A number of cover crops produce either while growing or upon breakdown chemicals that will kill or reduce the growth of many plant nematodes and other disease organisms. Home gardeners in general have few resources with which to fight nematodes and soil-borne diseases, so suppressive cover crops such as rye or black oats (winter) or velvetbean or sudan/sorghum hybrids (summer) may help if you have nematode or disease problems.
You can use cover crops to produce nitrogen; such a cover crop is called a ‘green manure'. At one time, this was a very important source of fertilizer nitrogen that was generated on the farm. Recently, this practice has been supplanted by cheaper sources of synthetic nitrogen. Legumes (plants in the bean family) have the ability to take gaseous nitrogen out of the air and turn into useable ‘fertilizer' nitrogen. The nitrogen then becomes available to animals that may eat the plants or to other plants when the legume is plowed into the soil. Some legumes can generate over 90 lbs of nitrogen per acre. This nitrogen is available slowly over a long period of time and is an excellent source of plant food. Many legumes are available to use in the winter (crimson or red clovers, arrowleaf clovers, hairy, common and white vetches, Austrian field peas and winterpeas) or in the summer (cowpeas, soybeans, and velvetbean).
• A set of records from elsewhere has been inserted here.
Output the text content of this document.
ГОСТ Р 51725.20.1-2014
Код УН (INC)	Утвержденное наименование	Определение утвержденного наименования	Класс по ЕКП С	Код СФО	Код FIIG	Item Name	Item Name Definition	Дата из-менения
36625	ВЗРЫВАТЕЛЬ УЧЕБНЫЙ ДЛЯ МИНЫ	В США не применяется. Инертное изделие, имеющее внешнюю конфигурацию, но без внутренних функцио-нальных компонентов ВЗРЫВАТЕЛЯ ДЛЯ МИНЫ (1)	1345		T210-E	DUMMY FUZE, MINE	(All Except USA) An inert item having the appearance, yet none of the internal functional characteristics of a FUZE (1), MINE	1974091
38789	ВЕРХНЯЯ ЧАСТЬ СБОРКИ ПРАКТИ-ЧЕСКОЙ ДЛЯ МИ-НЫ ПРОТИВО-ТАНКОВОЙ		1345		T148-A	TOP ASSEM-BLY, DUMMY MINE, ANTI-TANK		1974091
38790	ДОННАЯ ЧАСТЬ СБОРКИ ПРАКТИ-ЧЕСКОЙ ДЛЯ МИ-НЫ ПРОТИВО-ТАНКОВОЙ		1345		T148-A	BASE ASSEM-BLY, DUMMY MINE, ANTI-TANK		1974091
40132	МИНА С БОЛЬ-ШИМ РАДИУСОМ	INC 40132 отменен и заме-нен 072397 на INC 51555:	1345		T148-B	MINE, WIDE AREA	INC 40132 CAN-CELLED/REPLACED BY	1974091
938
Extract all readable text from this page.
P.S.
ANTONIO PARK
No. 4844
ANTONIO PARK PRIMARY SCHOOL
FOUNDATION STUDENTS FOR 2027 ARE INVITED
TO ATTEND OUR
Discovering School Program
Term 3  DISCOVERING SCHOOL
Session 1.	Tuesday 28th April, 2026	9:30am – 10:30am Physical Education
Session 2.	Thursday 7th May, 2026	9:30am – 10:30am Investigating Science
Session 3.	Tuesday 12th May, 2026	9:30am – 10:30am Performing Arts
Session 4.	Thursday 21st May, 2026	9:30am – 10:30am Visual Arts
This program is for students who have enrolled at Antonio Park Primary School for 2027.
Now is the time to plant clovers and vetches in the midlands of South Carolina. If you choose to use a small grain such as rye, wheat, or oats, you can plant those later into November. Warm season grasses and legumes such as millet, sudan/sorghum hybrids, cowpeas, soybeans or velvetbeans should be planted in the late spring into the summer to get good germination and growth. Your local extension office has information about using cover crops in your garden.